Silente y en un contexto de incertidumbre, el Partido Revolucionario Institucional (PRI) se prepara para celebrar su 97 aniversario, un acontecimiento marcado por la ausencia de aliados en el panorama político actual. El bloque electoral que hace dos años intentó hacer frente a la figura emergente de Claudia Sheinbaum se ha desmoronado: el PAN ha decidido suspender su participación en coaliciones hasta al menos 2027, mientras que el PRD se encuentra en un estado crítico, con un acuerdo cupular que ha dificultado su capacidad para obtener los votos necesarios para mantener su registro nacional.
El trasfondo de esta situación se encuentra en el “Plan A” de la reforma electoral propuesto por el lopezobradorismo. Morenistas y sus aliados defendieron la eliminación de los plurinominales, la reducción de los costos de los comicios y la sustitución de los consejeros del INE. Alejandro Moreno Cárdenas, quien ha liderado al PRI durante cinco años, se opuso firmemente a estos cambios, al igual que sus homólogos del PAN y del PRD. Moreno sostenía que los plurinominales—que representan al 60% de la población—son esenciales para asegurar una representación proporcional en el Congreso de la Unión, argumentando que su eliminación favorecería al partido dominante.
Otra preocupación central del PRI se centraba en la disminución del financiamiento público destinado al sistema de partidos, que, en 2021, ascendía a 5,821 millones de pesos. Este monto era una tercera parte de lo asignado a programas como Jóvenes Construyendo el Futuro o una cuarta parte de la inversión en Sembrando Vida, lo que reflejaba la presión que la austeridad ejercía sobre los recursos públicos.
El curso del sistema electoral cambió drásticamente en 2021, tras las elecciones intermedias, cuando el PAN y el PRI decidieron forjar una alianza que los llevó a postular a Xóchitl Gálvez como candidata presidencial para 2024. En ese contexto, el Movimiento Ciudadano mantenía una intención de voto del 12%, similar al PAN, mientras que el Partido Verde se registraba con un 5%, el doble de lo que obtenía el PRD.
A medida que se acerca la discusión del Ejecutivo federal sobre su iniciativa en la Cámara de Diputados, el PRI reitera su oposición a la eliminación de la sobrerrepresentación legislativa, así como su llamado a fortalecer el INE y los Organismos Públicos Locales Electorales (OPLE). Esta postura, sin embargo, se observa con ambivalencia, ya que las encuestas predicen un panorama sombrío para el partido tricolor, que parece estar en un camino hacia un bipartidismo, desempeñando un papel de partido satélite conforme se aproxima a su centenario.

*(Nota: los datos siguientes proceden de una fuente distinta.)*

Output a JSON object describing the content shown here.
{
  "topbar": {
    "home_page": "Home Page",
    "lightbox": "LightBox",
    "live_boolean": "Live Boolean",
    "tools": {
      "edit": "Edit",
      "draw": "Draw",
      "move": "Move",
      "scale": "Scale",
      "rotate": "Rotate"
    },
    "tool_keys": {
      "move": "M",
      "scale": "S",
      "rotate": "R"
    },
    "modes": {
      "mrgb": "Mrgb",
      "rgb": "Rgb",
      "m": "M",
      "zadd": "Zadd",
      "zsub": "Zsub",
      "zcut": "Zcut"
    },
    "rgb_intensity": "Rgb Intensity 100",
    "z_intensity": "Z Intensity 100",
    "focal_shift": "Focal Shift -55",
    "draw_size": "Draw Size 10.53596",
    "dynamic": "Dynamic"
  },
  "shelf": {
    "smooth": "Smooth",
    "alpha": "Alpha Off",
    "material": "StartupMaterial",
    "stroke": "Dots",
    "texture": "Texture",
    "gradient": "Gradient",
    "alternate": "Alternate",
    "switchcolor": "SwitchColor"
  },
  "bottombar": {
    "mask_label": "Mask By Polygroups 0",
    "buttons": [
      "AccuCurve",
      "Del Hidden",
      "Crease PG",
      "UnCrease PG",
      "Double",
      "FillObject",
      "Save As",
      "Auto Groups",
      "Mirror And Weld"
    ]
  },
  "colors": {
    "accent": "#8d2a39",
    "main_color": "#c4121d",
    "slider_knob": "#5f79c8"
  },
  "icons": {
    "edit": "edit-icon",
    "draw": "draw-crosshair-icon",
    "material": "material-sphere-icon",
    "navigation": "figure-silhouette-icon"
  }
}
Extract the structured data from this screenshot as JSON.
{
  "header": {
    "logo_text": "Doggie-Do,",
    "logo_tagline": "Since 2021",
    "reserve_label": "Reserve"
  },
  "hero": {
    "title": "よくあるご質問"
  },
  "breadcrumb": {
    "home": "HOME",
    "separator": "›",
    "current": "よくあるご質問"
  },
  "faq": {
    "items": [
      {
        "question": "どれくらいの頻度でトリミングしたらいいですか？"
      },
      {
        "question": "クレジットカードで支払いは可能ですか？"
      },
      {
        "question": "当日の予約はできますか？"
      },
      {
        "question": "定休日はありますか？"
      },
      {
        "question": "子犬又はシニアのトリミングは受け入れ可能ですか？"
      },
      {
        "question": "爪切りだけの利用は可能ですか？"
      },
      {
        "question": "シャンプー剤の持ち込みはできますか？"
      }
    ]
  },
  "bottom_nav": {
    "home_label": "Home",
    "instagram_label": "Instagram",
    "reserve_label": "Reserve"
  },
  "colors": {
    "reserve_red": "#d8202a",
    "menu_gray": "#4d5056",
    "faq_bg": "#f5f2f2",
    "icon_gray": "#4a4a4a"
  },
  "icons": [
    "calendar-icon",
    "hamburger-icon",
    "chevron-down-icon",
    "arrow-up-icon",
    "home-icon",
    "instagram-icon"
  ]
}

Por otro lado, en el ambiente cultural, el evento del año ha sido el concierto de Shakira en el Zócalo, que conmemoró el centenario de Grupo Corona en México. Sin embargo, dos incidentes empañaron esta celebración: la fallida transmisión del evento por Capital 21, cancelada a última hora por restricciones de derechos de autor, y la conversión de la sede del Congreso de la Ciudad de México en una sección VIP, lo que generó descontento.
En cuanto a la administración pública, Eber Betanzos, actual jefe de la Unidad Técnica de la Auditoría Superior de la Federación, busca alcanzar el consejo directivo del Instituto Nacional de Administración Pública, apoyado por figuras destacadas como la ministra y exsecretaria de Gobernación, Olga Sánchez Cordero, y Arely Gómez González.
Con el PRI enfrentando un posible futuro incierto, con la amenaza de perder su registro en 2027 flotando en el aire, el clima político sigue siendo tenso y la capacidad de generar alianzas se vuelve cada vez más crítica para su supervivencia.